The predator-avoidance dimension is perhaps the most counterintuitive. The edible dormouse, found across Europe, was long puzzling to researchers because it sometimes enters prolonged torpor in early summer, precisely when food is plentiful and temperatures are comfortable. After examining years of pooled data, a pair of scientists concluded the most likely explanation was owl predation: spring and early summer are peak periods for owls hunting small mammals, and the dormouse was opting to spend its dangerous nights safely torpid underground rather than exposed and active. Fjelldal's Australian bats showed a related pattern, spending more time in torpor as the moon waxed fuller and they became more visible to nocturnal predators.
The fat-tailed dunnart, a mouse-sized carnivorous marsupial native to Australia, rounds out the predator-defence picture. In experimental enclosures offering little ground cover, simulating higher predation risk, dunnarts foraged less and allowed their body temperatures to become more variable, effectively hiding physiologically when the risk of being eaten increased.
For animals living in hot, arid environments, heterothermy serves an entirely different purpose. Human sweating is a superb cooling mechanism, but for small mammals it risks rapid dehydration. Madagascar's leaf-nosed bats address this by entering mini bouts of torpor on warm days lasting just minutes, stretching to up to seven hours on the hottest days and allowing their metabolism to fall to less than 25 per cent of normal. Research on ringtail possums found that slightly elevating body temperature during a simulated heat wave saved an estimated 10 grams of water per hour, a significant margin for an animal weighing under 800 grams.

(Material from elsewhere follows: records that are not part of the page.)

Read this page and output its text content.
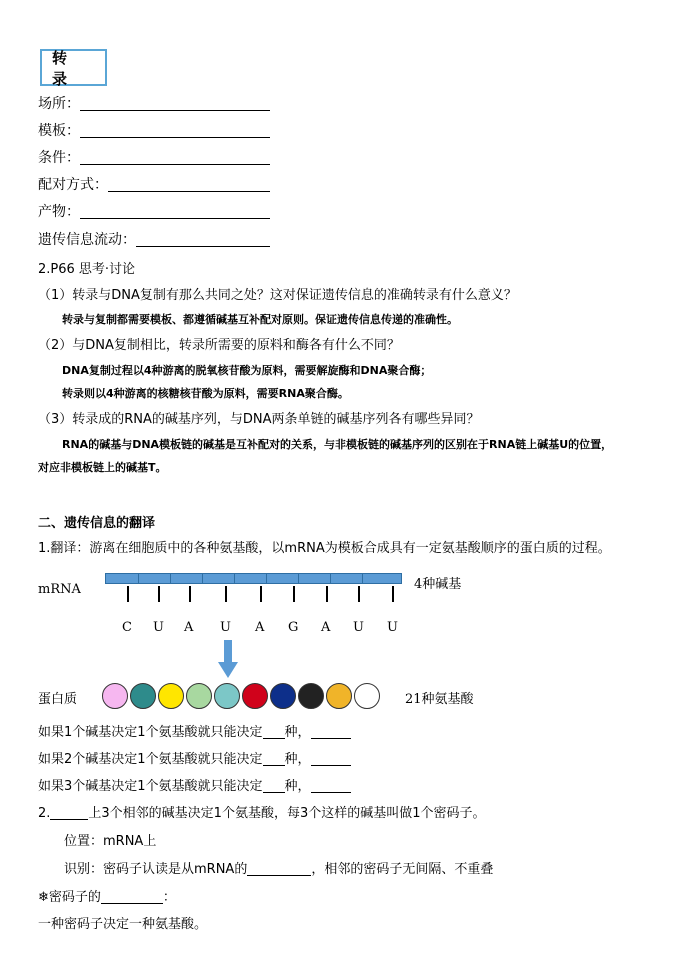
转 录
场所：
模板：
条件：
配对方式：
产物：
遗传信息流动：
2.P66 思考·讨论
（1）转录与DNA复制有那么共同之处？这对保证遗传信息的准确转录有什么意义？
转录与复制都需要模板、都遵循碱基互补配对原则。保证遗传信息传递的准确性。
（2）与DNA复制相比，转录所需要的原料和酶各有什么不同？
DNA复制过程以4种游离的脱氧核苷酸为原料，需要解旋酶和DNA聚合酶；
转录则以4种游离的核糖核苷酸为原料，需要RNA聚合酶。
（3）转录成的RNA的碱基序列，与DNA两条单链的碱基序列各有哪些异同？
RNA的碱基与DNA模板链的碱基是互补配对的关系，与非模板链的碱基序列的区别在于RNA链上碱基U的位置，
对应非模板链上的碱基T。
二、遗传信息的翻译
1.翻译：游离在细胞质中的各种氨基酸，以mRNA为模板合成具有一定氨基酸顺序的蛋白质的过程。
mRNA	4种碱基
C U A U A G A U U
蛋白质	21种氨基酸
如果1个碱基决定1个氨基酸就只能决定 种，
如果2个碱基决定1个氨基酸就只能决定 种，
如果3个碱基决定1个氨基酸就只能决定 种，
2.	上3个相邻的碱基决定1个氨基酸，每3个这样的碱基叫做1个密码子。
位置：mRNA上
识别：密码子认读是从mRNA的	，相邻的密码子无间隔、不重叠
❄密码子的	：
一种密码子决定一种氨基酸。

The scientific community has not entirely converged on how to interpret all of this. Some researchers maintain that daily torpor and full hibernation remain functionally distinct categories rather than a seamless continuum, and cluster analyses of 214 species in earlier studies did support that classical distinction. The debate matters because how scientists classify these states shapes how they model the resilience of species to environmental change.

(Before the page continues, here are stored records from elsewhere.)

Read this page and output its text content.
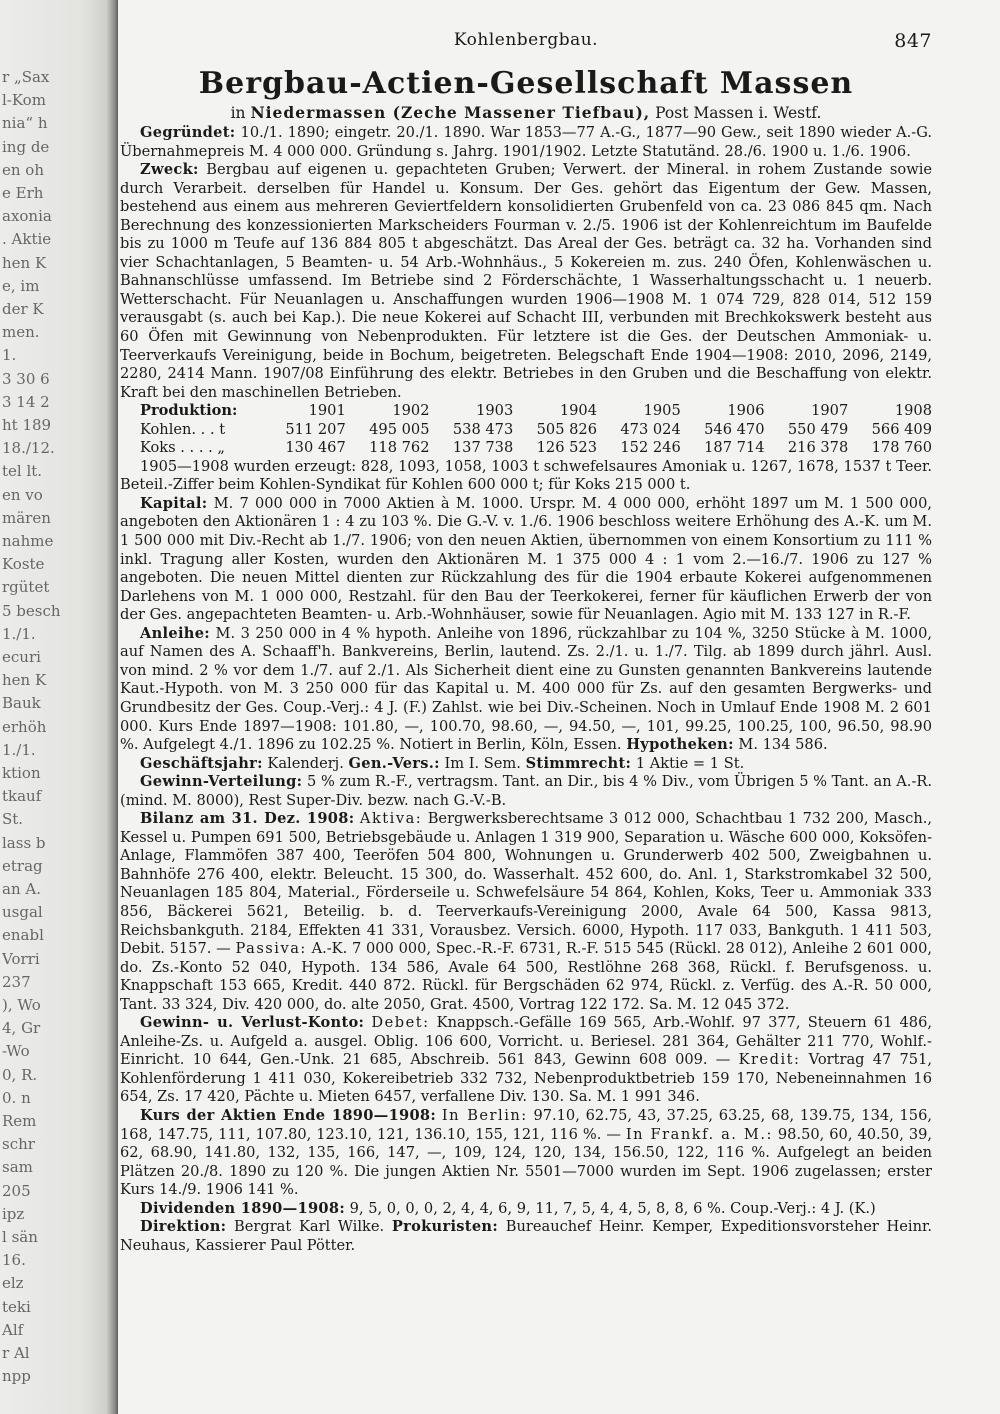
r „Sax
l-Kom
nia“ h
ing de
en oh
e Erh
axonia
. Aktie
hen K
e, im
der K
men.
1.
3 30 6
3 14 2
ht 189
18./12.
tel lt.
en vo
mären
nahme
Koste
rgütet
5 besch
1./1.
ecuri
hen K
Bauk
erhöh
1./1.
ktion
tkauf
St.
lass b
etrag
an A.
usgal
enabl
Vorri
237
), Wo
4, Gr
-Wo
0, R.
0. n
Rem
schr
sam
205
ipz
l sän
16.
elz
teki
Alf
r Al
npp
Kohlenbergbau.	847
Bergbau-Actien-Gesellschaft Massen
in Niedermassen (Zeche Massener Tiefbau), Post Massen i. Westf.

Gegründet: 10./1. 1890; eingetr. 20./1. 1890. War 1853—77 A.-G., 1877—90 Gew., seit 1890 wieder A.-G. Übernahmepreis M. 4 000 000. Gründung s. Jahrg. 1901/1902. Letzte Statutänd. 28./6. 1900 u. 1./6. 1906.

Zweck: Bergbau auf eigenen u. gepachteten Gruben; Verwert. der Mineral. in rohem Zustande sowie durch Verarbeit. derselben für Handel u. Konsum. Der Ges. gehört das Eigentum der Gew. Massen, bestehend aus einem aus mehreren Geviertfeldern konsolidierten Grubenfeld von ca. 23 086 845 qm. Nach Berechnung des konzessionierten Markscheiders Fourman v. 2./5. 1906 ist der Kohlenreichtum im Baufelde bis zu 1000 m Teufe auf 136 884 805 t abgeschätzt. Das Areal der Ges. beträgt ca. 32 ha. Vorhanden sind vier Schachtanlagen, 5 Beamten- u. 54 Arb.-Wohnhäus., 5 Kokereien m. zus. 240 Öfen, Kohlenwäschen u. Bahnanschlüsse umfassend. Im Betriebe sind 2 Förderschächte, 1 Wasserhaltungsschacht u. 1 neuerb. Wetterschacht. Für Neuanlagen u. Anschaffungen wurden 1906—1908 M. 1 074 729, 828 014, 512 159 verausgabt (s. auch bei Kap.). Die neue Kokerei auf Schacht III, verbunden mit Brechkokswerk besteht aus 60 Öfen mit Gewinnung von Nebenprodukten. Für letztere ist die Ges. der Deutschen Ammoniak- u. Teerverkaufs Vereinigung, beide in Bochum, beigetreten. Belegschaft Ende 1904—1908: 2010, 2096, 2149, 2280, 2414 Mann. 1907/08 Einführung des elektr. Betriebes in den Gruben und die Beschaffung von elektr. Kraft bei den maschinellen Betrieben.

Produktion:	1901	1902	1903	1904	1905	1906	1907	1908
Kohlen. . . t	511 207	495 005	538 473	505 826	473 024	546 470	550 479	566 409
Koks . . . . „	130 467	118 762	137 738	126 523	152 246	187 714	216 378	178 760

1905—1908 wurden erzeugt: 828, 1093, 1058, 1003 t schwefelsaures Amoniak u. 1267, 1678, 1537 t Teer. Beteil.-Ziffer beim Kohlen-Syndikat für Kohlen 600 000 t; für Koks 215 000 t.

Kapital: M. 7 000 000 in 7000 Aktien à M. 1000. Urspr. M. 4 000 000, erhöht 1897 um M. 1 500 000, angeboten den Aktionären 1 : 4 zu 103 %. Die G.-V. v. 1./6. 1906 beschloss weitere Erhöhung des A.-K. um M. 1 500 000 mit Div.-Recht ab 1./7. 1906; von den neuen Aktien, übernommen von einem Konsortium zu 111 % inkl. Tragung aller Kosten, wurden den Aktionären M. 1 375 000 4 : 1 vom 2.—16./7. 1906 zu 127 % angeboten. Die neuen Mittel dienten zur Rückzahlung des für die 1904 erbaute Kokerei aufgenommenen Darlehens von M. 1 000 000, Restzahl. für den Bau der Teerkokerei, ferner für käuflichen Erwerb der von der Ges. angepachteten Beamten- u. Arb.-Wohnhäuser, sowie für Neuanlagen. Agio mit M. 133 127 in R.-F.

Anleihe: M. 3 250 000 in 4 % hypoth. Anleihe von 1896, rückzahlbar zu 104 %, 3250 Stücke à M. 1000, auf Namen des A. Schaaff'h. Bankvereins, Berlin, lautend. Zs. 2./1. u. 1./7. Tilg. ab 1899 durch jährl. Ausl. von mind. 2 % vor dem 1./7. auf 2./1. Als Sicherheit dient eine zu Gunsten genannten Bankvereins lautende Kaut.-Hypoth. von M. 3 250 000 für das Kapital u. M. 400 000 für Zs. auf den gesamten Bergwerks- und Grundbesitz der Ges. Coup.-Verj.: 4 J. (F.) Zahlst. wie bei Div.-Scheinen. Noch in Umlauf Ende 1908 M. 2 601 000. Kurs Ende 1897—1908: 101.80, —, 100.70, 98.60, —, 94.50, —, 101, 99.25, 100.25, 100, 96.50, 98.90 %. Aufgelegt 4./1. 1896 zu 102.25 %. Notiert in Berlin, Köln, Essen. Hypotheken: M. 134 586.

Geschäftsjahr: Kalenderj. Gen.-Vers.: Im I. Sem. Stimmrecht: 1 Aktie = 1 St.

Gewinn-Verteilung: 5 % zum R.-F., vertragsm. Tant. an Dir., bis 4 % Div., vom Übrigen 5 % Tant. an A.-R. (mind. M. 8000), Rest Super-Div. bezw. nach G.-V.-B.

Bilanz am 31. Dez. 1908: Aktiva: Bergwerksberechtsame 3 012 000, Schachtbau 1 732 200, Masch., Kessel u. Pumpen 691 500, Betriebsgebäude u. Anlagen 1 319 900, Separation u. Wäsche 600 000, Koksöfen-Anlage, Flammöfen 387 400, Teeröfen 504 800, Wohnungen u. Grunderwerb 402 500, Zweigbahnen u. Bahnhöfe 276 400, elektr. Beleucht. 15 300, do. Wasserhalt. 452 600, do. Anl. 1, Starkstromkabel 32 500, Neuanlagen 185 804, Material., Förderseile u. Schwefelsäure 54 864, Kohlen, Koks, Teer u. Ammoniak 333 856, Bäckerei 5621, Beteilig. b. d. Teerverkaufs-Vereinigung 2000, Avale 64 500, Kassa 9813, Reichsbankguth. 2184, Effekten 41 331, Vorausbez. Versich. 6000, Hypoth. 117 033, Bankguth. 1 411 503, Debit. 5157. — Passiva: A.-K. 7 000 000, Spec.-R.-F. 6731, R.-F. 515 545 (Rückl. 28 012), Anleihe 2 601 000, do. Zs.-Konto 52 040, Hypoth. 134 586, Avale 64 500, Restlöhne 268 368, Rückl. f. Berufsgenoss. u. Knappschaft 153 665, Kredit. 440 872. Rückl. für Bergschäden 62 974, Rückl. z. Verfüg. des A.-R. 50 000, Tant. 33 324, Div. 420 000, do. alte 2050, Grat. 4500, Vortrag 122 172. Sa. M. 12 045 372.

Gewinn- u. Verlust-Konto: Debet: Knappsch.-Gefälle 169 565, Arb.-Wohlf. 97 377, Steuern 61 486, Anleihe-Zs. u. Aufgeld a. ausgel. Oblig. 106 600, Vorricht. u. Beriesel. 281 364, Gehälter 211 770, Wohlf.-Einricht. 10 644, Gen.-Unk. 21 685, Abschreib. 561 843, Gewinn 608 009. — Kredit: Vortrag 47 751, Kohlenförderung 1 411 030, Kokereibetrieb 332 732, Nebenproduktbetrieb 159 170, Nebeneinnahmen 16 654, Zs. 17 420, Pächte u. Mieten 6457, verfallene Div. 130. Sa. M. 1 991 346.

Kurs der Aktien Ende 1890—1908: In Berlin: 97.10, 62.75, 43, 37.25, 63.25, 68, 139.75, 134, 156, 168, 147.75, 111, 107.80, 123.10, 121, 136.10, 155, 121, 116 %. — In Frankf. a. M.: 98.50, 60, 40.50, 39, 62, 68.90, 141.80, 132, 135, 166, 147, —, 109, 124, 120, 134, 156.50, 122, 116 %. Aufgelegt an beiden Plätzen 20./8. 1890 zu 120 %. Die jungen Aktien Nr. 5501—7000 wurden im Sept. 1906 zugelassen; erster Kurs 14./9. 1906 141 %.

Dividenden 1890—1908: 9, 5, 0, 0, 0, 2, 4, 4, 6, 9, 11, 7, 5, 4, 4, 5, 8, 8, 6 %. Coup.-Verj.: 4 J. (K.)

Direktion: Bergrat Karl Wilke. Prokuristen: Bureauchef Heinr. Kemper, Expeditionsvorsteher Heinr. Neuhaus, Kassierer Paul Pötter.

That resilience question carries weight given current climate trajectories. Liam McGuire, a physiological ecologist at the University of Waterloo in Ontario, says heterothermy gives some animals a degree of buffer against environmental variability, but he is clear that it can only do so much. The pace of climate change is likely to outstrip what a flexible thermostat can compensate for.

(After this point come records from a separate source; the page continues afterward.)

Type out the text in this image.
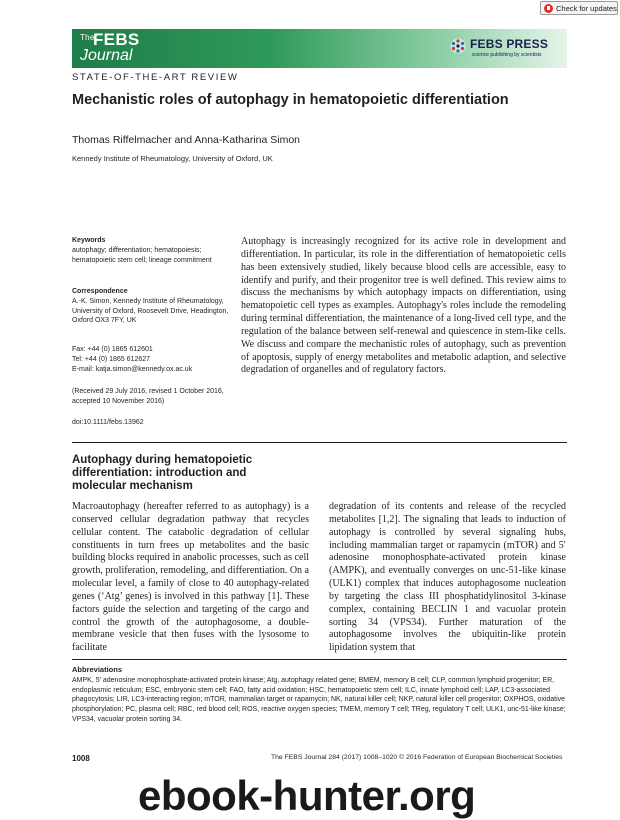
Check for updates
The
FEBS
Journal
FEBS PRESS
science publishing by scientists
STATE-OF-THE-ART REVIEW
Mechanistic roles of autophagy in hematopoietic differentiation
Thomas Riffelmacher and Anna-Katharina Simon
Kennedy Institute of Rheumatology, University of Oxford, UK
Keywords
autophagy; differentiation; hematopoiesis; hematopoietic stem cell; lineage commitment
Correspondence
A.-K. Simon, Kennedy Institute of Rheumatology, University of Oxford, Roosevelt Drive, Headington, Oxford OX3 7FY, UK
Fax: +44 (0) 1865 612601
Tel: +44 (0) 1865 612627
E-mail: katja.simon@kennedy.ox.ac.uk
(Received 29 July 2016, revised 1 October 2016, accepted 10 November 2016)
doi:10.1111/febs.13962
Autophagy is increasingly recognized for its active role in development and differentiation. In particular, its role in the differentiation of hematopoietic cells has been extensively studied, likely because blood cells are accessible, easy to identify and purify, and their progenitor tree is well defined. This review aims to discuss the mechanisms by which autophagy impacts on differentiation, using hematopoietic cell types as examples. Autophagy's roles include the remodeling during terminal differentiation, the maintenance of a long-lived cell type, and the regulation of the balance between self-renewal and quiescence in stem-like cells. We discuss and compare the mechanistic roles of autophagy, such as prevention of apoptosis, supply of energy metabolites and metabolic adaption, and selective degradation of organelles and of regulatory factors.
Autophagy during hematopoietic differentiation: introduction and molecular mechanism
Macroautophagy (hereafter referred to as autophagy) is a conserved cellular degradation pathway that recycles cellular content. The catabolic degradation of cellular constituents in turn frees up metabolites and the basic building blocks required in anabolic processes, such as cell growth, proliferation, remodeling, and differentiation. On a molecular level, a family of close to 40 autophagy-related genes (‘Atg’ genes) is involved in this pathway [1]. These factors guide the selection and targeting of the cargo and control the growth of the autophagosome, a double-membrane vesicle that then fuses with the lysosome to facilitate
degradation of its contents and release of the recycled metabolites [1,2]. The signaling that leads to induction of autophagy is controlled by several signaling hubs, including mammalian target or rapamycin (mTOR) and 5′ adenosine monophosphate-activated protein kinase (AMPK), and eventually converges on unc-51-like kinase (ULK1) complex that induces autophagosome nucleation by targeting the class III phosphatidylinositol 3-kinase complex, containing BECLIN 1 and vacuolar protein sorting 34 (VPS34). Further maturation of the autophagosome involves the ubiquitin-like protein lipidation system that
Abbreviations
AMPK, 5′ adenosine monophosphate-activated protein kinase; Atg, autophagy related gene; BMEM, memory B cell; CLP, common lymphoid progenitor; ER, endoplasmic reticulum; ESC, embryonic stem cell; FAO, fatty acid oxidation; HSC, hematopoietic stem cell; ILC, innate lymphoid cell; LAP, LC3-associated phagocytosis; LIR, LC3-interacting region; mTOR, mammalian target or rapamycin; NK, natural killer cell; NKP, natural killer cell progenitor; OXPHOS, oxidative phosphorylation; PC, plasma cell; RBC, red blood cell; ROS, reactive oxygen species; TMEM, memory T cell; TReg, regulatory T cell; ULK1, unc-51-like kinase; VPS34, vacuolar protein sorting 34.
1008	The FEBS Journal 284 (2017) 1008–1020 © 2016 Federation of European Biochemical Societies
ebook-hunter.org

What the research ultimately reveals is a more layered picture of animal physiology than biology textbooks have traditionally offered. Species that were assumed to be straightforward homeotherms are turning out to have tricks in reserve, deploying torpor in response to storms, moons, predators, and heatwaves in ways that researchers are only beginning to catalogue. For Australia, whose native mammals have evolved in some of the most climatically variable environments on Earth, that flexibility may have always mattered more than scientists gave it credit for. Whether it will be enough in the decades ahead is a different, and considerably more urgent, question.